Menurut kronologis di lapangan, rombongan tiba di kompleks Tangsi Belanda sekitar pukul 08.35 WIB dan dipandu oleh seorang pemandu lokal bernama Safrizal, warga Kampung Benteng Hulu. Saat berada di lantai dua bangunan, rombongan memasuki salah satu ruangan.
Diduga karena over kapasitas, lantai kayu yang sudah lapuk ambruk secara tiba-tiba, menyebabkan para korban terjatuh ke lantai dasar dengan ketinggian sekitar empat meter.
Pihak terkait kemudian menutup sementara kompleks Tangsi Belanda guna mencegah kejadian lanjutan dan mengamankan lokasi.

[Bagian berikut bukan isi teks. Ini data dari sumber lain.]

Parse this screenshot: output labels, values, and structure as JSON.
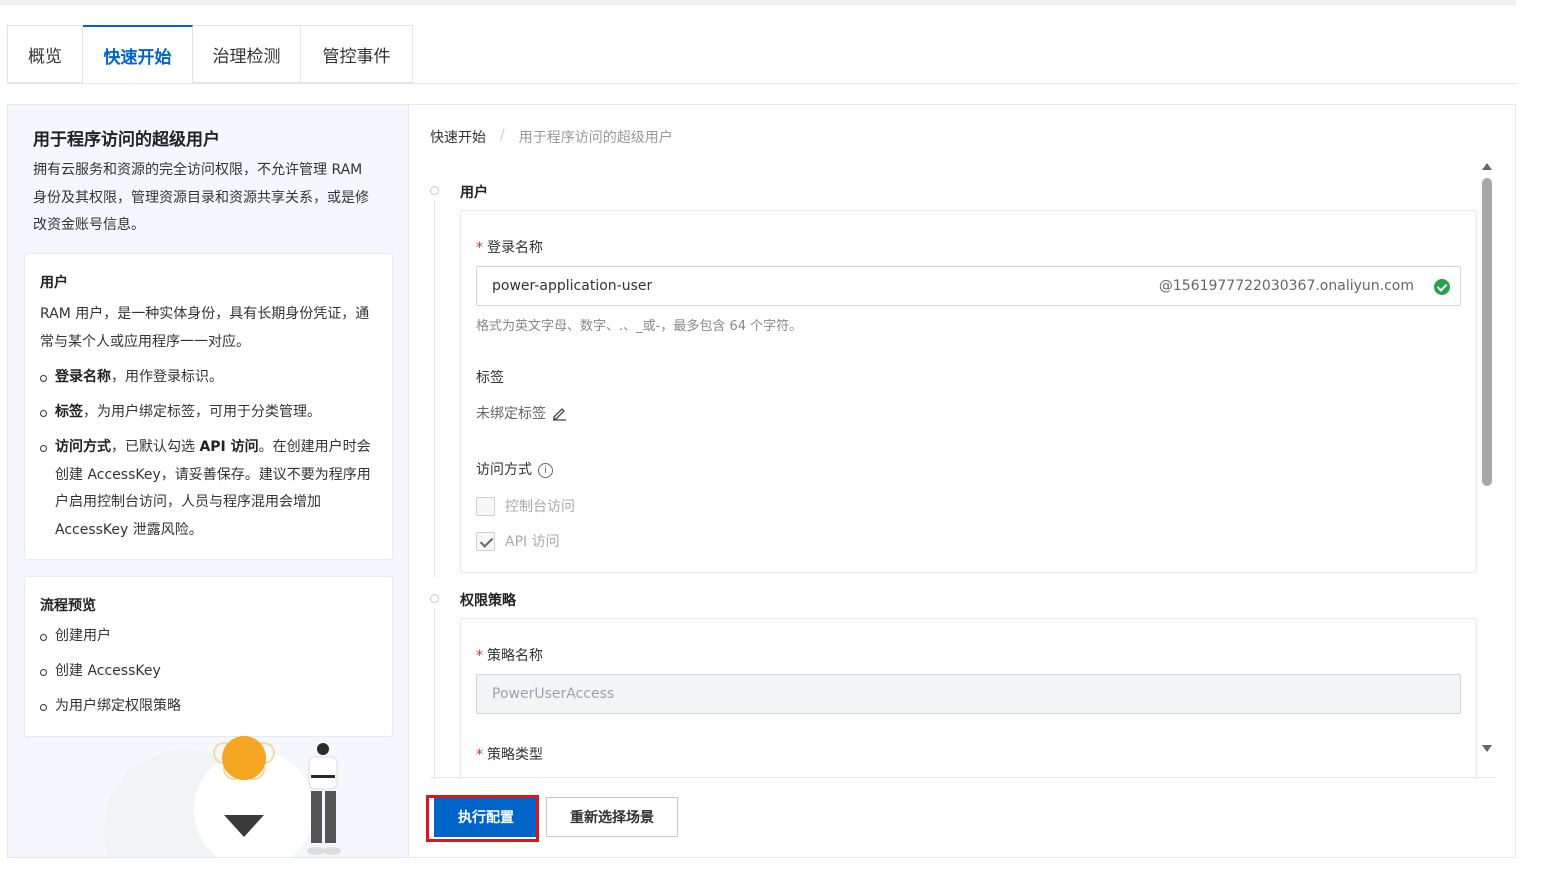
{
  "tabs": [
    {
      "label": "概览",
      "active": false
    },
    {
      "label": "快速开始",
      "active": true
    },
    {
      "label": "治理检测",
      "active": false
    },
    {
      "label": "管控事件",
      "active": false
    }
  ],
  "sidebar": {
    "title": "用于程序访问的超级用户",
    "description": "拥有云服务和资源的完全访问权限，不允许管理 RAM 身份及其权限，管理资源目录和资源共享关系，或是修改资金账号信息。",
    "user_card": {
      "title": "用户",
      "text": "RAM 用户，是一种实体身份，具有长期身份凭证，通常与某个人或应用程序一一对应。",
      "bullets": [
        {
          "strong": "登录名称",
          "text": "，用作登录标识。"
        },
        {
          "strong": "标签",
          "text": "，为用户绑定标签，可用于分类管理。"
        },
        {
          "strong": "访问方式",
          "text": "，已默认勾选 ",
          "strong2": "API 访问",
          "text2": "。在创建用户时会创建 AccessKey，请妥善保存。建议不要为程序用户启用控制台访问，人员与程序混用会增加 AccessKey 泄露风险。"
        }
      ]
    },
    "flow_card": {
      "title": "流程预览",
      "items": [
        "创建用户",
        "创建 AccessKey",
        "为用户绑定权限策略"
      ]
    }
  },
  "breadcrumb": {
    "root": "快速开始",
    "separator": "/",
    "current": "用于程序访问的超级用户"
  },
  "user_step": {
    "title": "用户",
    "login_label": "登录名称",
    "login_value": "power-application-user",
    "login_suffix": "@1561977722030367.onaliyun.com",
    "login_hint": "格式为英文字母、数字、.、_或-，最多包含 64 个字符。",
    "tag_label": "标签",
    "tag_value": "未绑定标签",
    "access_label": "访问方式",
    "access_options": [
      {
        "label": "控制台访问",
        "checked": false
      },
      {
        "label": "API 访问",
        "checked": true
      }
    ]
  },
  "policy_step": {
    "title": "权限策略",
    "name_label": "策略名称",
    "name_value": "PowerUserAccess",
    "type_label": "策略类型"
  },
  "actions": {
    "execute": "执行配置",
    "reselect": "重新选择场景"
  },
  "colors": {
    "primary": "#0064c8",
    "highlight_border": "#e0141e",
    "success": "#2aa149",
    "required": "#d93026"
  }
}
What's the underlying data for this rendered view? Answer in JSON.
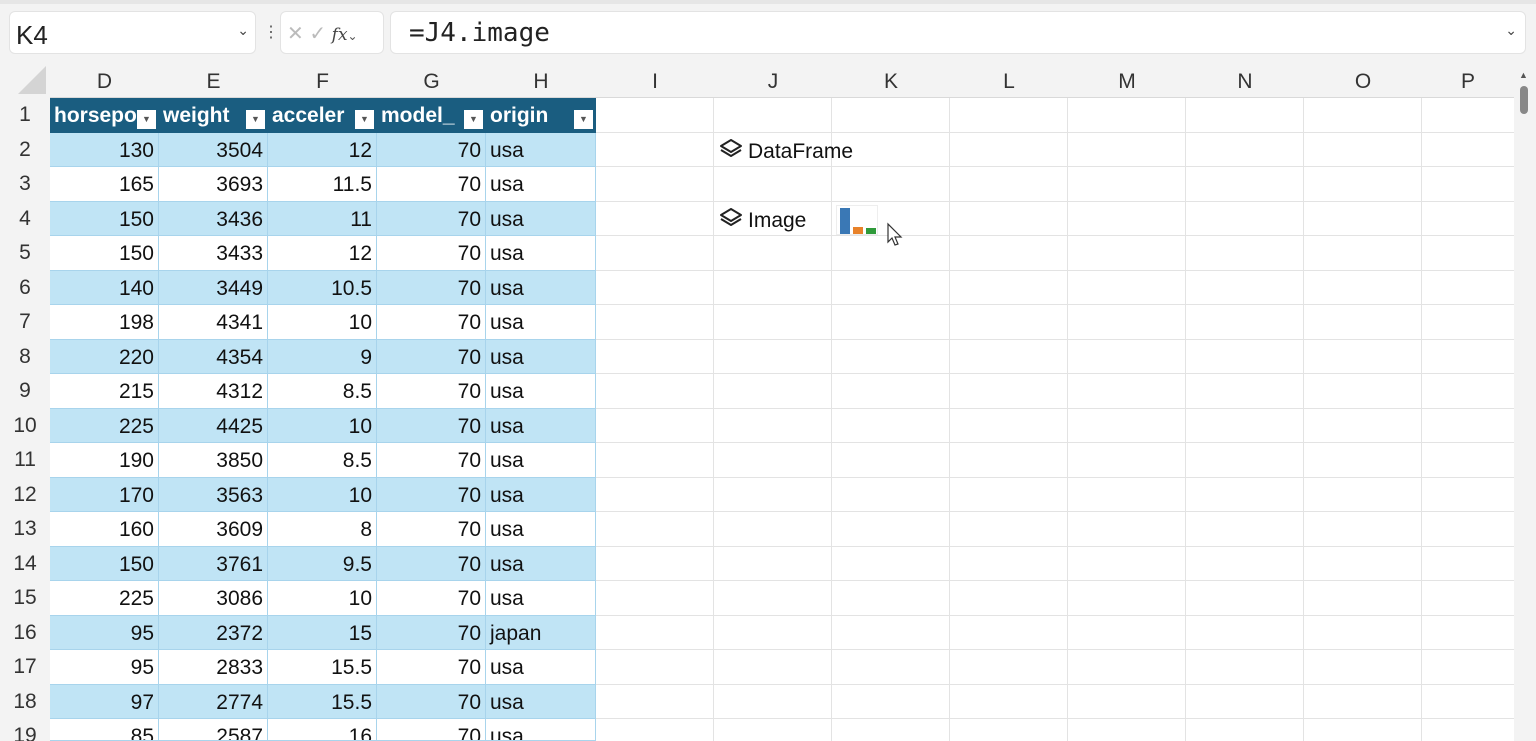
{
  "namebox": {
    "value": "K4"
  },
  "formula_bar": {
    "cancel": "✕",
    "enter": "✓",
    "fx": "fx",
    "value": "=J4.image"
  },
  "columns": [
    "D",
    "E",
    "F",
    "G",
    "H",
    "I",
    "J",
    "K",
    "L",
    "M",
    "N",
    "O",
    "P"
  ],
  "table": {
    "headers": [
      "horsepower",
      "weight",
      "acceleration",
      "model_year",
      "origin"
    ],
    "header_visible": [
      "horsepo",
      "weight",
      "acceler",
      "model_",
      "origin"
    ],
    "rows": [
      [
        "130",
        "3504",
        "12",
        "70",
        "usa"
      ],
      [
        "165",
        "3693",
        "11.5",
        "70",
        "usa"
      ],
      [
        "150",
        "3436",
        "11",
        "70",
        "usa"
      ],
      [
        "150",
        "3433",
        "12",
        "70",
        "usa"
      ],
      [
        "140",
        "3449",
        "10.5",
        "70",
        "usa"
      ],
      [
        "198",
        "4341",
        "10",
        "70",
        "usa"
      ],
      [
        "220",
        "4354",
        "9",
        "70",
        "usa"
      ],
      [
        "215",
        "4312",
        "8.5",
        "70",
        "usa"
      ],
      [
        "225",
        "4425",
        "10",
        "70",
        "usa"
      ],
      [
        "190",
        "3850",
        "8.5",
        "70",
        "usa"
      ],
      [
        "170",
        "3563",
        "10",
        "70",
        "usa"
      ],
      [
        "160",
        "3609",
        "8",
        "70",
        "usa"
      ],
      [
        "150",
        "3761",
        "9.5",
        "70",
        "usa"
      ],
      [
        "225",
        "3086",
        "10",
        "70",
        "usa"
      ],
      [
        "95",
        "2372",
        "15",
        "70",
        "japan"
      ],
      [
        "95",
        "2833",
        "15.5",
        "70",
        "usa"
      ],
      [
        "97",
        "2774",
        "15.5",
        "70",
        "usa"
      ],
      [
        "85",
        "2587",
        "16",
        "70",
        "usa"
      ]
    ]
  },
  "row_numbers": [
    "1",
    "2",
    "3",
    "4",
    "5",
    "6",
    "7",
    "8",
    "9",
    "10",
    "11",
    "12",
    "13",
    "14",
    "15",
    "16",
    "17",
    "18",
    "19"
  ],
  "objects": {
    "j2": "DataFrame",
    "j4": "Image"
  },
  "colors": {
    "header": "#1a5d80",
    "band": "#c0e4f5",
    "bar1": "#3a78b5",
    "bar2": "#e8822a",
    "bar3": "#2f9a3a"
  }
}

Insiden ini memunculkan sorotan tajam terhadap pengelolaan dan perawatan situs cagar budaya di Kabupaten Siak. Berdasarkan keterangan pelapor, runtuhnya lantai diduga kuat akibat kayu bangunan yang telah lapuk dan dimakan rayap, kejadian tersebut mencerminkan lemahnya perawatan rutin terhadap bangunan bersejarah yang masih difungsikan sebagai objek wisata.
Peristiwa ini sekaligus menjadi peringatan keras bagi pemerintah daerah agar tidak hanya menjadikan cagar budaya sebagai objek kunjungan, tetapi juga memastikan standar keselamatan pengunjung, terlebih ketika melibatkan anak-anak dan kegiatan pendidikan.
Hingga berita ini diturunkan, aparat terkait masih memantau perkembangan situasi dan menunggu langkah lanjutan dari instansi berwenang terkait evaluasi struktur bangunan dan penanggung jawab pengelolaan situs sejarah tersebut.